Black children have to conquer more obstacles in order to even attend school. First, they have to walk because there are no buses for them, and then they have to organize their school year around cotton picking season. Finally, it’s clear from Cassie’s description that most of the black students are quite poor as well.
Cassie heads into the fourth grade classroom, which the fourth graders currently share with the first graders because the first grade teacher is held up in Jackson for a few days. Miss Crocker, the fourth grade teacher announces that this year, all the students will get books. This is big news, since most of the students have never handled a book before, other than the family Bible. The Logans are lucky, though, because Mama owns several books. Still, Cassie is excited at the prospect of getting her own book. However, once Miss Crocker reveals the books, Cassie sees that they’re badly worn, and her excitement fades into disappointment.
The fact that Mama owns several books demonstrates the Logan family’s emphasis on storytelling and language, as well as their somewhat higher socioeconomic status relative to other blacks in the novel. They believe that having a mastery of words is important. However, one of the injustices of the school system is that even when the black children receive books to learn from, they’re already badly worn—the refuse deemed no longer fit for white students.

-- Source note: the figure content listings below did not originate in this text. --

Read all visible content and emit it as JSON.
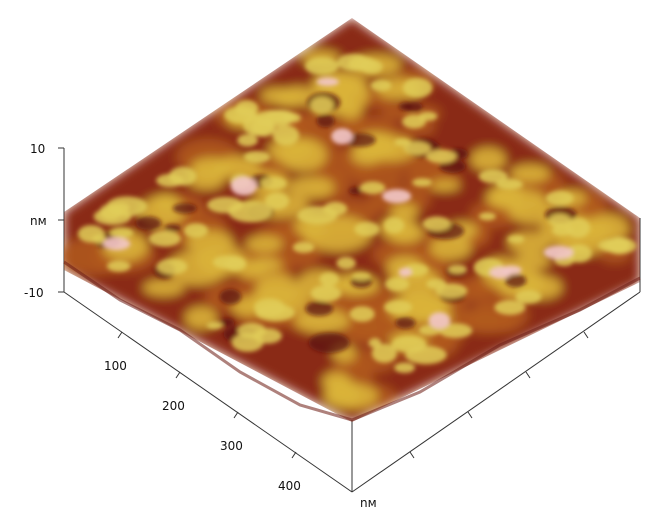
{
  "z_axis": {
    "top_tick": "10",
    "unit": "nм",
    "bottom_tick": "-10"
  },
  "y_axis": {
    "ticks": [
      "100",
      "200",
      "300",
      "400"
    ]
  },
  "x_axis": {
    "unit": "nм"
  },
  "colors": {
    "deep": "#5a0d0d",
    "dark": "#7a1f12",
    "mid": "#b05a1e",
    "bright": "#d9b23a",
    "yellow": "#e0cc58",
    "peak": "#f2c7c8"
  }
}
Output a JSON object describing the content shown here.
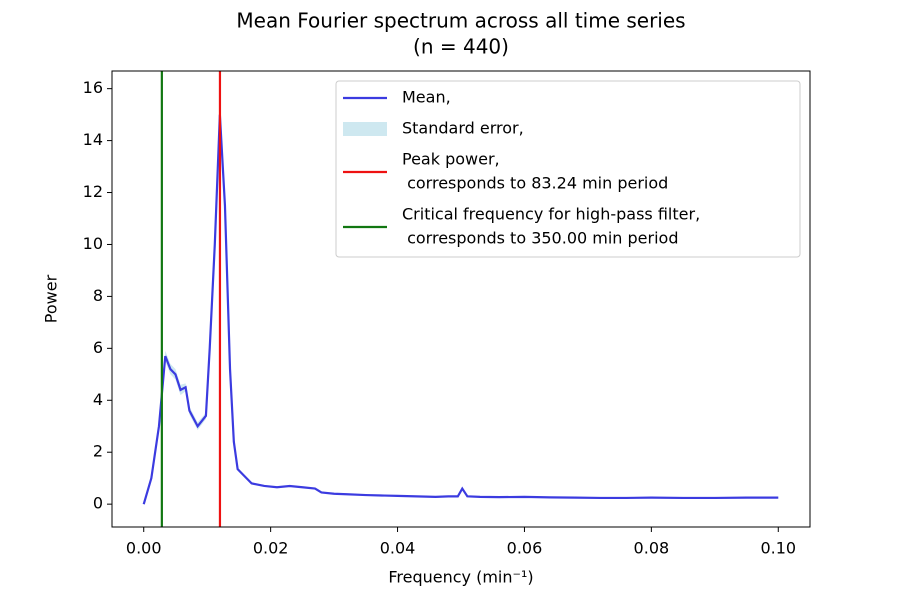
{
  "chart_data": {
    "type": "line",
    "title": [
      "Mean Fourier spectrum across all time series",
      "(n = 440)"
    ],
    "xlabel": "Frequency (min⁻¹)",
    "ylabel": "Power",
    "x": [
      0,
      0.0012,
      0.0024,
      0.0034,
      0.0042,
      0.005,
      0.0058,
      0.0066,
      0.0072,
      0.0085,
      0.0098,
      0.0104,
      0.0112,
      0.012,
      0.0128,
      0.0136,
      0.0142,
      0.0148,
      0.0158,
      0.017,
      0.019,
      0.021,
      0.023,
      0.025,
      0.027,
      0.028,
      0.03,
      0.032,
      0.035,
      0.038,
      0.04,
      0.043,
      0.046,
      0.048,
      0.0495,
      0.0502,
      0.051,
      0.053,
      0.056,
      0.06,
      0.064,
      0.068,
      0.072,
      0.076,
      0.08,
      0.085,
      0.09,
      0.095,
      0.1
    ],
    "series": [
      {
        "name": [
          "Mean,"
        ],
        "color": "#3b3be0",
        "values": [
          0,
          1.0,
          3.0,
          5.7,
          5.2,
          5.0,
          4.4,
          4.5,
          3.6,
          3.0,
          3.4,
          6.0,
          10.0,
          15.0,
          11.5,
          5.2,
          2.4,
          1.35,
          1.1,
          0.8,
          0.7,
          0.65,
          0.7,
          0.65,
          0.6,
          0.45,
          0.4,
          0.38,
          0.35,
          0.33,
          0.32,
          0.3,
          0.28,
          0.3,
          0.3,
          0.6,
          0.3,
          0.28,
          0.27,
          0.28,
          0.26,
          0.25,
          0.24,
          0.24,
          0.25,
          0.24,
          0.24,
          0.25,
          0.25
        ]
      },
      {
        "name": [
          "Standard error,"
        ],
        "color": "#add8e6",
        "error": [
          0.02,
          0.05,
          0.1,
          0.2,
          0.2,
          0.2,
          0.2,
          0.15,
          0.15,
          0.15,
          0.12,
          0.2,
          0.25,
          0.3,
          0.25,
          0.15,
          0.1,
          0.06,
          0.05,
          0.04,
          0.02,
          0.02,
          0.02,
          0.02,
          0.02,
          0.02,
          0.02,
          0.02,
          0.02,
          0.02,
          0.02,
          0.02,
          0.02,
          0.02,
          0.02,
          0.02,
          0.02,
          0.02,
          0.02,
          0.02,
          0.02,
          0.02,
          0.02,
          0.02,
          0.02,
          0.02,
          0.02,
          0.02,
          0.02
        ]
      }
    ],
    "vlines": [
      {
        "name": [
          "Peak power,",
          " corresponds to 83.24 min period"
        ],
        "color": "#ee1111",
        "x": 0.012013
      },
      {
        "name": [
          "Critical frequency for high-pass filter,",
          " corresponds to 350.00 min period"
        ],
        "color": "#117711",
        "x": 0.002857
      }
    ],
    "xlim": [
      -0.005,
      0.105
    ],
    "ylim": [
      -0.88,
      16.68
    ],
    "xticks": [
      {
        "value": 0,
        "label": "0.00"
      },
      {
        "value": 0.02,
        "label": "0.02"
      },
      {
        "value": 0.04,
        "label": "0.04"
      },
      {
        "value": 0.06,
        "label": "0.06"
      },
      {
        "value": 0.08,
        "label": "0.08"
      },
      {
        "value": 0.1,
        "label": "0.10"
      }
    ],
    "yticks": [
      0,
      2,
      4,
      6,
      8,
      10,
      12,
      14,
      16
    ],
    "legend": "upper right"
  }
}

When it’s Little Man’s turn to take a book, he outrages the teacher by asking if he can get a cleaner copy. Miss Crocker accuses him of putting on airs, so Little Man takes his book and goes back to his seat. However, once he flips over the page and sees what’s written inside, he throws his book down and begins stomping on it. Cassie flips open her own copy and sees that there’s a record of who the book has been checked out to and what the condition of the book is. It turns out that the books are checked out to white children until the condition becomes “Very Poor,” at which point they’re given to black children, or “nigra” as it’s written in Cassie’s book.
Little Man’s reaction to the book shows that the Logans raise their children to take pride in who they are—it’s also the reason Cassie finds the term “nigra” offensive. Cassie also jumps to Little Man’s defense because he’s her younger brother and she wants to defend her family.
Cassie tries to explain to Miss Crocker that Little Man is upset because of the chart, but Miss Crocker remains unsympathetic. She just tells Cassie, “That’s what you are” when Cassie tells her about the “nigra” written in her book. Cassie rejects her book too, and she and Little Man both get whipped.
Cassie chooses to be punished with her little brother because she wants to stand up for him and for her own identity. However, Miss Crocker’s reaction to the term “nigra” just demonstrates how deeply the injustices have penetrated their society—even many of the black adults are upholding a structure that’s biased against them.
Cassie tries to tell her mother about the incident when class lets out, but Miss Crocker gets there first, and Cassie overhears their conversation. Mama doesn’t seem to be very upset at her children, however, which frustrates Miss Crocker. Mama then glues paper in the books to cover up the charts, telling Miss Crocker that maybe they shouldn’t just accept the way things are. Miss Crocker, however, disapproves of Mama and thinks of her as a radical. Mama glues paper over the charts in all the books in her seventh grade class.
Mama has her own quietly dignified way of dealing with racial injustices. She glues over the offensive panels in the books, even though Miss Crocker warns her that she’ll get in trouble for vandalizing school property. Though she doesn’t say so, it’s clear that Mama understands Cassie and Little Man’s reaction to the books.